En marge de la fête nationale américaine qui avait lieu cette semaine, le journaliste Éric Desrosiers du Devoir indique que la mobilité intergénérationnelle, un indicateur de progrès social, est au plus mal dans ce pays de « l’égalité des chances ».

Ainsi, 65 % des enfants qui naissent au sein des 2/5e  les plus pauvres de la population américaine resteront dans ce groupe une fois adulte.  On retrouve des chiffres comparables à l’autre extrémité du spectre, alors que les riches restent riches.  Il ne reste donc qu’un cinquième de la population américaine qui jouit d’une véritable mobilité : « 23 % de ceux nés dans le quintile du milieu y étant toujours à l’âge adulte, alors que 36 % ont progressé dans l’échelle des revenus et que 41 % ont régressé. »  C’est un des plus mauvais résultats parmi les pays développés, selon une étude de Miles Corak, professeur titulaire d’économie à l’École supérieure d’affaires publiques et internationales de l’Université d’Ottawa.  « Sur 22 pays du Nord et du Sud, seules l’Italie et la Grande-Bretagne ont de moins bons résultats dans le club des pays riches, les États-Unis se classant non loin du Chili et du Pakistan, et plus près des derniers de classe brésiliens, chinois et péruviens… »  À titre indicatif, le Canada est dans le peleton de tête avec les pays d’Europe du Nord.

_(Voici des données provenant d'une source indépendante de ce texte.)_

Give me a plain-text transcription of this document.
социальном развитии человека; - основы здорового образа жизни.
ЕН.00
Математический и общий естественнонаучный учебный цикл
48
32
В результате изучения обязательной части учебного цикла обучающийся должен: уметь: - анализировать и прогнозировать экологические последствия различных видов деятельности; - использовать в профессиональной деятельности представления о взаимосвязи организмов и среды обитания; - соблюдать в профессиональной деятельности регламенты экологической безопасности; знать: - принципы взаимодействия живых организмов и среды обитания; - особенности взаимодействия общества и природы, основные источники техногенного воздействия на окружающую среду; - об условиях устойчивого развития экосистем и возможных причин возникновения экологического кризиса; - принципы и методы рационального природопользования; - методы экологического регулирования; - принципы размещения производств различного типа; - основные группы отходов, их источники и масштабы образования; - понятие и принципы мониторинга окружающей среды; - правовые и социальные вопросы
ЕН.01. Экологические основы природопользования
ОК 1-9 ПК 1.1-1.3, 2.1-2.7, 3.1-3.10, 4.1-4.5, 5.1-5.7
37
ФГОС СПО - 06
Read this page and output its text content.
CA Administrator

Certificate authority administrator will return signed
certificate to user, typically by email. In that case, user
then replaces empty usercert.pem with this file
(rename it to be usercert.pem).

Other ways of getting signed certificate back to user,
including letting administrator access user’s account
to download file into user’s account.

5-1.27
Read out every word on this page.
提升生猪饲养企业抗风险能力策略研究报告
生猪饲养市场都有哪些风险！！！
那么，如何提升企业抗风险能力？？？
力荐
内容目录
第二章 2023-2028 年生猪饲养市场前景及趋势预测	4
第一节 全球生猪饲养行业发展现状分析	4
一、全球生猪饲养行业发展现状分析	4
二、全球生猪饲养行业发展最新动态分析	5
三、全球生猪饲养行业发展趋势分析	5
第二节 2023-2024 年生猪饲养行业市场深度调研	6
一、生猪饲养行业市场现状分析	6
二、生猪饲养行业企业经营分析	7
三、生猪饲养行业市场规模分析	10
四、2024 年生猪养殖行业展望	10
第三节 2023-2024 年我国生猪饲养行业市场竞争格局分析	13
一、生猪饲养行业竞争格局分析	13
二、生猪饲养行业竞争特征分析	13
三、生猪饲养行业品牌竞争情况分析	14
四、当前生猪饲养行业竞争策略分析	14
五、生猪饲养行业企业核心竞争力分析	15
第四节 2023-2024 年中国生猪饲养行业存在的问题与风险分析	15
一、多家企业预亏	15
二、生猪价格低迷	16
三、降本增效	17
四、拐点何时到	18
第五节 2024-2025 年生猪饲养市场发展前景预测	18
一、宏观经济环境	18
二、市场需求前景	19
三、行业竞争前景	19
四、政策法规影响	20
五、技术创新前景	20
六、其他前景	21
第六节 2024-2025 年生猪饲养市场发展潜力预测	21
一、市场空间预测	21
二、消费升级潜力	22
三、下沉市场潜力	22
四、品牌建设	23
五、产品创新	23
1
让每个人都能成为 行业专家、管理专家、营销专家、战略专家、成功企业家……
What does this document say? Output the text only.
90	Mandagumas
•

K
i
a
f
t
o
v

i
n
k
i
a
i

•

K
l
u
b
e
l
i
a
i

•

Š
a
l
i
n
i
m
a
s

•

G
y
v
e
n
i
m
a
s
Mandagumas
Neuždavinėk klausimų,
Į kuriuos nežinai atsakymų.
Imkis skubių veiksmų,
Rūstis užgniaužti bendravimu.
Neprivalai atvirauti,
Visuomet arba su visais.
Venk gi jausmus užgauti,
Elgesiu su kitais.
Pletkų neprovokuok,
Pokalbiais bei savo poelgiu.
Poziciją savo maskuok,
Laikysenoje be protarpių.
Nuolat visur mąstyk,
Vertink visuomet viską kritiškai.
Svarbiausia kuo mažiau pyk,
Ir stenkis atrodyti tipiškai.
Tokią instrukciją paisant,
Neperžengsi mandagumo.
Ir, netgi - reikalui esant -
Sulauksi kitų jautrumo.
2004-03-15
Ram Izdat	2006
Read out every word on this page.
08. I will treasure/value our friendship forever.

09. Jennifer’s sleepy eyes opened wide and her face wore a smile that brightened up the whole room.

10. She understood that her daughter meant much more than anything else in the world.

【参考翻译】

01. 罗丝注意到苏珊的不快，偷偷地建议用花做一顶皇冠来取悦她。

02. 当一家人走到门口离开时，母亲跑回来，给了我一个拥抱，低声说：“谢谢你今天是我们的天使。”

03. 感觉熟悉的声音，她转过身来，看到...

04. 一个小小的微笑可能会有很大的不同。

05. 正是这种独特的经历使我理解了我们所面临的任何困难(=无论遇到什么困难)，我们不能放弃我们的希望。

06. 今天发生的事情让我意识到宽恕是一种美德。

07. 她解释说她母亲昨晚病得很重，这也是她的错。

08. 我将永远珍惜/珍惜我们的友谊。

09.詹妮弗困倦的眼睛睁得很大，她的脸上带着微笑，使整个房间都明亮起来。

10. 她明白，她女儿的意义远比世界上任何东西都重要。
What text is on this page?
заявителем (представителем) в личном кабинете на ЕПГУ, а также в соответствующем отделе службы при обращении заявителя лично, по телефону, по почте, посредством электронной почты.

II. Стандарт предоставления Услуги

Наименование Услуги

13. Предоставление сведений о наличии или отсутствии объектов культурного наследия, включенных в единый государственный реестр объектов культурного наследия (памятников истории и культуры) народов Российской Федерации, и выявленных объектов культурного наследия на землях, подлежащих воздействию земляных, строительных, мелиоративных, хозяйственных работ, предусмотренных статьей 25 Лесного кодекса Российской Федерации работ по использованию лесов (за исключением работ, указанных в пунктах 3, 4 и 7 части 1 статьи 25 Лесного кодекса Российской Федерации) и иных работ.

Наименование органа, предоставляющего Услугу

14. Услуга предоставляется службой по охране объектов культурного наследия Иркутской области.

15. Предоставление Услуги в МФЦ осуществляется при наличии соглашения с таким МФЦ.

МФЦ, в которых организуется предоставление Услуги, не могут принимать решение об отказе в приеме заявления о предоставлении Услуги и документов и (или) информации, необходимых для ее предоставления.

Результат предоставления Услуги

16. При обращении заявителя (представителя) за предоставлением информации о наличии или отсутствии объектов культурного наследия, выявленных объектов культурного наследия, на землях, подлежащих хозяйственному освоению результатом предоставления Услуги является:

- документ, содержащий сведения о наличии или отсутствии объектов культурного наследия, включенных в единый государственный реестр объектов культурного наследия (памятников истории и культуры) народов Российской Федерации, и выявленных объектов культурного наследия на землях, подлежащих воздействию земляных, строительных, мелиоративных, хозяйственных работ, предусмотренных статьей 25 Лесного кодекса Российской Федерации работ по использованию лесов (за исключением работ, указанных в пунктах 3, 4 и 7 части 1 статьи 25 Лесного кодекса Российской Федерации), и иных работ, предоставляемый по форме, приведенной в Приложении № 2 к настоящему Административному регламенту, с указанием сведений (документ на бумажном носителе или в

Évidemment, l’accessibilité ou non à une formation universitaire est un des facteurs qui influent sur cette mobilité :

Aux États-Unis, [la mobilité intergénérationnelle] pâtit notamment du fait que la pauvreté y est plus profonde et que le filet social y est plus ténu que dans la plupart des autres pays riches. Les écarts de salaires y sont plus élevés aussi entre les diplômés universitaires et les autres travailleurs, alors que le taux de décrochage est plus grand chez les pauvres et que les études universitaires n’ont jamais coûté aussi cher au pays. Le taux de syndicalisation et le salaire minimum sont également moins élevés aux États-Unis, ce qui joue en défaveur des plus bas salariés.

[…]
Pour corriger la situation, l’OCDE recommande, entre autres choses, que le pays procède à « une réforme complète » du financement et du fonctionnement de son système éducatif en ayant notamment en tête l’amélioration du sort des populations les plus vulnérables. « À l’heure actuelle, les États-Unis figurent parmi les trois seuls pays de l’OCDE qui, en moyenne, dépensent moins en faveur des élèves défavorisés qu’en faveur des autres élèves », déplore-t-on.  On le presse aussi de renverser cette tendance des 30 dernières années à adopter des réductions d’impôt « qui profitent de manière disproportionnée aux hauts revenus ».

Source : Desrosiers, Éric, « Le (mauvais) rêve américain », Le Devoir, 3 juillet 2012.